30/7/12

Metía hormigas en un bote de mermelada. Todavía no sé porqué había tantas en la terraza del apartamento. Como nunca me ha gustado dormir la siesta me entretenía en esa hora en la que parece que el verano juegue a muerte transitoria mientras las personas sudan sobre un colchón con las persianas bajadas y el rumor de las chicharras golpea el silencio fuera, colonizando la nada que queda al sol. Cuando conseguía meter diez o quince hormigas cerraba la tapa y observaba. Algunas se quedaban en el fondo, no sé si en un rapto de sensatez o quizá intuyendo que su suerte estaba echada. Otras trepaban por los laterales hacia la salida. Al llegar volvían a hacer el camino contrario. Si el aburrimiento era más voluminoso o el calor de ese día resultaba insoportable agitaba con rabia el bote creando el caos en su micromundo. Jugar a ser Dios en la siesta, así se llamaba el juego. Las más grandes tenían el abdomen rojizo. El movimiento de sus antenas resultaba inquietante y durante algunos segundos conseguía paralizarme la sangre como el que contempla la disección de un cuerpo conocido pero sin vida. ¿Sería esa la sensación del poder, la embriagadora certeza de que en tu mano está el destino de alguien? Muchos dictadores en la Historia han jugado a lo que yo jugaba en la siesta de todos aquellos veranos. Sus botes eran más grandes, había más hormigas dentro, incluso tenían apariencia humana, aunque sus gritos de horror tras el cristal llegaran suavizados a los oídos del tirano. Idi Amin y su bote. Mao Zedong y el suyo. Ha habido tantos que faltarían envases. Cuando mis padres se despertaban y comenzaba a escuchar los ruidos de la casa poniéndose de nuevo en marcha, abría el bote y las liberaba.
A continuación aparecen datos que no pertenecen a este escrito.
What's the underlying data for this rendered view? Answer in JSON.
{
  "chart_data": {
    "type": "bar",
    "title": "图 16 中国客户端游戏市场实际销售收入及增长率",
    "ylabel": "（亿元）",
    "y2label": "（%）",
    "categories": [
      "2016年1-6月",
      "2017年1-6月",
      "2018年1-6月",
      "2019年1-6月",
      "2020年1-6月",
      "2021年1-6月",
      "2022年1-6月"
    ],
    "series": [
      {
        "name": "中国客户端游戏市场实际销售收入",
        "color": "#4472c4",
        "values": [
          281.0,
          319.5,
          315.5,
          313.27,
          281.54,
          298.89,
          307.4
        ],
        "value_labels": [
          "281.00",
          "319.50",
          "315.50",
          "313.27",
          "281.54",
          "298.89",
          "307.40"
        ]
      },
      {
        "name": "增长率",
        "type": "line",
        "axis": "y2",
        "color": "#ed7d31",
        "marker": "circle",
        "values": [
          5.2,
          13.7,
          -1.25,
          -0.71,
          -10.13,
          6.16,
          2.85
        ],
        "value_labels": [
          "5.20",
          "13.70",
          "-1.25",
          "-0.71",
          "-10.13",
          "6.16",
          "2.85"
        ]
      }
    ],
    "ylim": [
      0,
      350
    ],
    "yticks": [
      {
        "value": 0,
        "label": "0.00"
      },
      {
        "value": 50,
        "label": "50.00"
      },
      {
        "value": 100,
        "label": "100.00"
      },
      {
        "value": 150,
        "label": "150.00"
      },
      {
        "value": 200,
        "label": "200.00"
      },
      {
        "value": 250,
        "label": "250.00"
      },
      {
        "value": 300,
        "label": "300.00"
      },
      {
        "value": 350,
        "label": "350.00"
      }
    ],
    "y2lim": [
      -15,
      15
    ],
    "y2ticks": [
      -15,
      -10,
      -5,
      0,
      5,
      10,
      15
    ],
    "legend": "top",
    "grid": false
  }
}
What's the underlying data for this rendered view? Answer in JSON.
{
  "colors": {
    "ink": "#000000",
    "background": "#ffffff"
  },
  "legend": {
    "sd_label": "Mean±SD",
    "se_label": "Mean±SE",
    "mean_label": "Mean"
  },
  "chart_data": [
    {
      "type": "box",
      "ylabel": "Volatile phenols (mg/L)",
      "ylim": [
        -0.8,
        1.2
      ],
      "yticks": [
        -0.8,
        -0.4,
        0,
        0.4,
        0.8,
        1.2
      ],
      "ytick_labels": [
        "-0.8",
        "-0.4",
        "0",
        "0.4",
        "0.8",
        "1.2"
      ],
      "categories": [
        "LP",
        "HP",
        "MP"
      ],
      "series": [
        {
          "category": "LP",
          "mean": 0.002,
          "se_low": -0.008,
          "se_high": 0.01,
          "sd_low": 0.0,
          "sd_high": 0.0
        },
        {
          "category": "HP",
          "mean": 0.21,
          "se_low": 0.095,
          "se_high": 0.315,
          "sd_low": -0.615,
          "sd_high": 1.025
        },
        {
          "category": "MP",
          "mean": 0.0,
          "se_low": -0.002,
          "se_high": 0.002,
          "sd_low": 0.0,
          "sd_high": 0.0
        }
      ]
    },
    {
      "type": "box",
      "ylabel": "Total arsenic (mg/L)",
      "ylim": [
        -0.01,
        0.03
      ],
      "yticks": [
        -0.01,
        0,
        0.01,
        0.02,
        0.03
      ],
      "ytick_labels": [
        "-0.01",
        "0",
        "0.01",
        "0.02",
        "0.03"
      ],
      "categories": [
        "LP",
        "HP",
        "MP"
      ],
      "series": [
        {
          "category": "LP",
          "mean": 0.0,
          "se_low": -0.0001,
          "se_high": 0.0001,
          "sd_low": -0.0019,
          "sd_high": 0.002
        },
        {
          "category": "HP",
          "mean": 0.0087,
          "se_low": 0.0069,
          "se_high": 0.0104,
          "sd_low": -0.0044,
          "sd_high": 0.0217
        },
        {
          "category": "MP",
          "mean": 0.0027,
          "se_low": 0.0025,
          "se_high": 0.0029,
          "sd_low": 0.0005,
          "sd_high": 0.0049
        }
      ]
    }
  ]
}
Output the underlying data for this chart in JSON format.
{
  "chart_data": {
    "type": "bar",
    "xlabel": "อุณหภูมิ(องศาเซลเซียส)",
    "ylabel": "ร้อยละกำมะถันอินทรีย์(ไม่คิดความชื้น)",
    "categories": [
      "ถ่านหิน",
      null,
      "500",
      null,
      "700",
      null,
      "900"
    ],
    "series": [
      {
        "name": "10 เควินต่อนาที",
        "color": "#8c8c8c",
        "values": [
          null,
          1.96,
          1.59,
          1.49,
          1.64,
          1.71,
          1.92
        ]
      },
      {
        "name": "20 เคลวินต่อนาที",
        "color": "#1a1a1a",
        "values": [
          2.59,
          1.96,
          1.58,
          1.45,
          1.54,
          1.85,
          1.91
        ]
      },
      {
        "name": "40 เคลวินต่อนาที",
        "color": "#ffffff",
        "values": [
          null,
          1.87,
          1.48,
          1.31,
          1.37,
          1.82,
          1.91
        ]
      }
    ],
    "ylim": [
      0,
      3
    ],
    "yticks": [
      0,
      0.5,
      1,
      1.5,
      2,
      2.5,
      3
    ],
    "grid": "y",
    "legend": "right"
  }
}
Me gustaba verlas alejarse confundidas, alteradas, quizá horrorizadas por el martirio y deseando encontrar un lugar a salvo en el que al día siguiente no pudiera encontrarlas el infortunio. El diablo en la siesta sería mejor nombre. Después del juego, el pequeño general advenedizo se ponía en pie, se sacudía las manos y merendaba frente al mar. Las inmerecidas condecoraciones que adornaban mi guerrera tintineaban siniestramente con la brisa.